You have mail! It’s two years late

When I heard that the Environmental Protection Agency had finally released its 2007 endangerment finding for greenhouse gases, I was immediately reminded of one of the most perverse moments in Bush administration secrecy: the Unopened Email, which Jon Stewart lampooned back in the summer of 2008. The EPA’s draft policy statement, which had been kept secret until this week, was a required action on the road to regulating greenhouse gas emissions, after the Supreme Court decision in April 2007 in Massachusetts v. EPA. The finding expresses that EPA judges a pollutant to be a threat to public health and welfare and therefore regulation is warranted.
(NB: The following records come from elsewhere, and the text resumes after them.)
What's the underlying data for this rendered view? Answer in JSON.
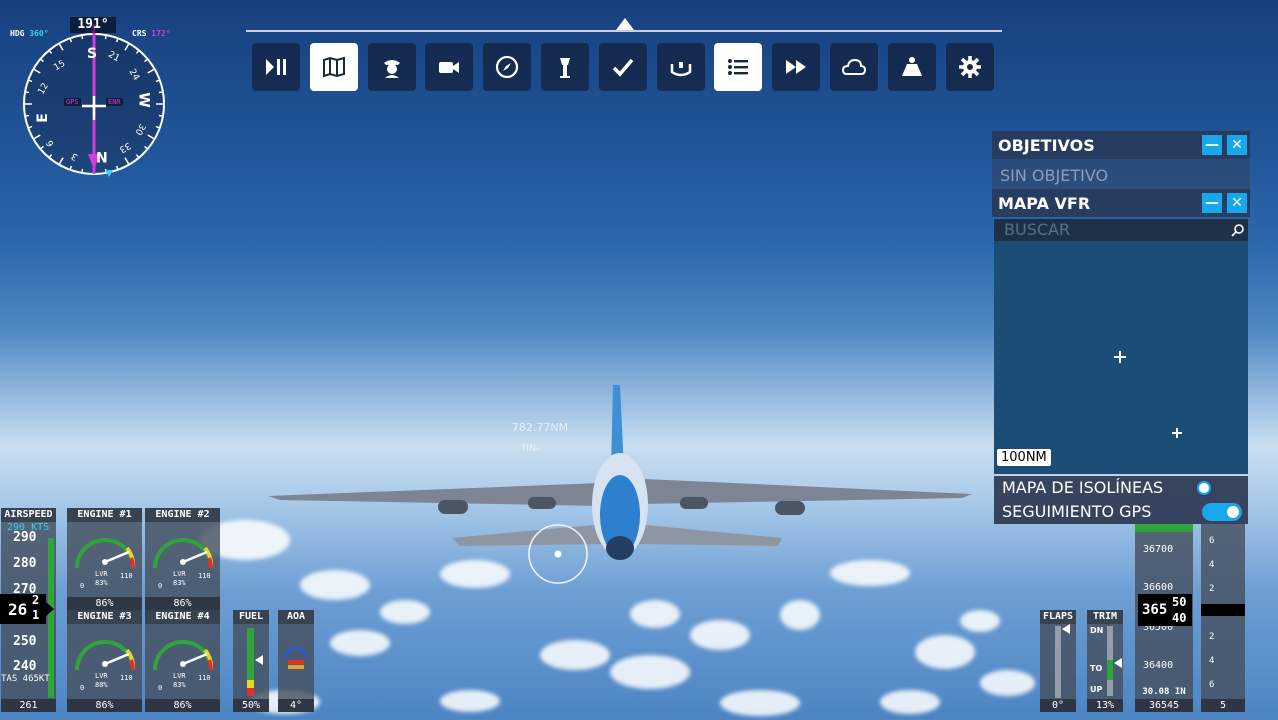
{
  "compass": {
    "heading": "191°",
    "hdg_label": "HDG",
    "hdg_value": "360°",
    "crs_label": "CRS",
    "crs_value": "172°",
    "gps": "GPS",
    "enr": "ENR",
    "cardinals": [
      "S",
      "W",
      "N",
      "E"
    ],
    "numbers": [
      "21",
      "24",
      "30",
      "33",
      "3",
      "6",
      "12",
      "15"
    ]
  },
  "toolbar": {
    "buttons": [
      {
        "name": "pause-play",
        "icon": "play-pause-icon",
        "active": false
      },
      {
        "name": "map",
        "icon": "map-icon",
        "active": true
      },
      {
        "name": "atc",
        "icon": "pilot-icon",
        "active": false
      },
      {
        "name": "camera",
        "icon": "camera-icon",
        "active": false
      },
      {
        "name": "navlog",
        "icon": "compass-icon",
        "active": false
      },
      {
        "name": "weather-tower",
        "icon": "tower-icon",
        "active": false
      },
      {
        "name": "checklist",
        "icon": "check-icon",
        "active": false
      },
      {
        "name": "controls",
        "icon": "yoke-icon",
        "active": false
      },
      {
        "name": "objectives",
        "icon": "list-icon",
        "active": true
      },
      {
        "name": "sim-rate",
        "icon": "fast-forward-icon",
        "active": false
      },
      {
        "name": "weather",
        "icon": "cloud-icon",
        "active": false
      },
      {
        "name": "weight",
        "icon": "weight-icon",
        "active": false
      },
      {
        "name": "settings",
        "icon": "gear-icon",
        "active": false
      }
    ]
  },
  "objectives": {
    "title": "OBJETIVOS",
    "empty": "SIN OBJETIVO",
    "minimize": "—",
    "close": "✕"
  },
  "vfr_map": {
    "title": "MAPA VFR",
    "search_placeholder": "BUSCAR",
    "scale": "100NM",
    "minimize": "—",
    "close": "✕",
    "isolines_label": "MAPA DE ISOLÍNEAS",
    "isolines_on": false,
    "gps_follow_label": "SEGUIMIENTO GPS",
    "gps_follow_on": true
  },
  "waypoint": {
    "distance": "782.77NM",
    "sub": "TIN-"
  },
  "airspeed": {
    "title": "AIRSPEED",
    "target": "290 KTS",
    "ticks": [
      "290",
      "280",
      "270",
      "250",
      "240"
    ],
    "current_main": "26",
    "current_roll_top": "2",
    "current_roll_bottom": "1",
    "tas": "TAS 465KT",
    "footer": "261"
  },
  "engines": [
    {
      "title": "ENGINE #1",
      "lvr": "LVR",
      "pct": "83%",
      "zero": "0",
      "max": "110",
      "footer": "86%"
    },
    {
      "title": "ENGINE #2",
      "lvr": "LVR",
      "pct": "83%",
      "zero": "0",
      "max": "110",
      "footer": "86%"
    },
    {
      "title": "ENGINE #3",
      "lvr": "LVR",
      "pct": "88%",
      "zero": "0",
      "max": "110",
      "footer": "86%"
    },
    {
      "title": "ENGINE #4",
      "lvr": "LVR",
      "pct": "83%",
      "zero": "0",
      "max": "110",
      "footer": "86%"
    }
  ],
  "fuel": {
    "title": "FUEL",
    "footer": "50%"
  },
  "aoa": {
    "title": "AOA",
    "footer": "4°"
  },
  "flaps": {
    "title": "FLAPS",
    "footer": "0°"
  },
  "trim": {
    "title": "TRIM",
    "dn": "DN",
    "to": "TO",
    "up": "UP",
    "footer": "13%"
  },
  "altimeter": {
    "ticks": [
      "36700",
      "36600",
      "36500",
      "36400"
    ],
    "current_main": "365",
    "current_roll_top": "50",
    "current_roll_bottom": "40",
    "baro": "30.08 IN",
    "footer": "36545"
  },
  "vsi": {
    "ticks": [
      "6",
      "4",
      "2",
      "0",
      "2",
      "4",
      "6"
    ],
    "footer": "5"
  }
}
The Congressional hearings that followed in July 2008 were just as bizarre. Senator Barbara Boxer held up pages of the document provided by EPA that had been redacted with tape. She had been permitted to review the document, but not to disclose its contents, and she was clearly disturbed that this information would be kept secret.

Of course, at the time, as now, she was deep in a legislative battle to push action on regulating greenhouse gas, and the EPA statement could have been a powerful tool for making the case that decisive action was needed, that it was needed now, and that there was a path to cut greenhouse gas emissions and protect the climate.

Stephen Johnson, administrator of EPA at the time, repeatedly explained that his staff had recommended that an endangerment finding be made, but that in the end, it was his decision. In spite of the fact that he was brought in to meet with President Bush, Vice President Cheney and other top-level administration staff, Johnson maintained that he had made the assessment based on his own best judgment.

But looking at the draft endangerment finding today, it would be insulting to Mr. Johnson’s career as a scientist at the EPA to conclude that he could read the evidence provided to him by his staff and not make a decision not to recommend regulation based on its content.

Of course, EPA issued a proposed endangerment finding in April 2009. A final statement is expected before the end of this year. It is a different time in U.S. climate policy. The release today of EPA’s 2007 draft endangerment finding provides insight into what EPA and the Bush administration knew. But we all knew back then that greenhouse gases were contributing to climate change, and that failure to curb them would have consequences for public health and welfare. This should serve as a reminder that action can’t wait.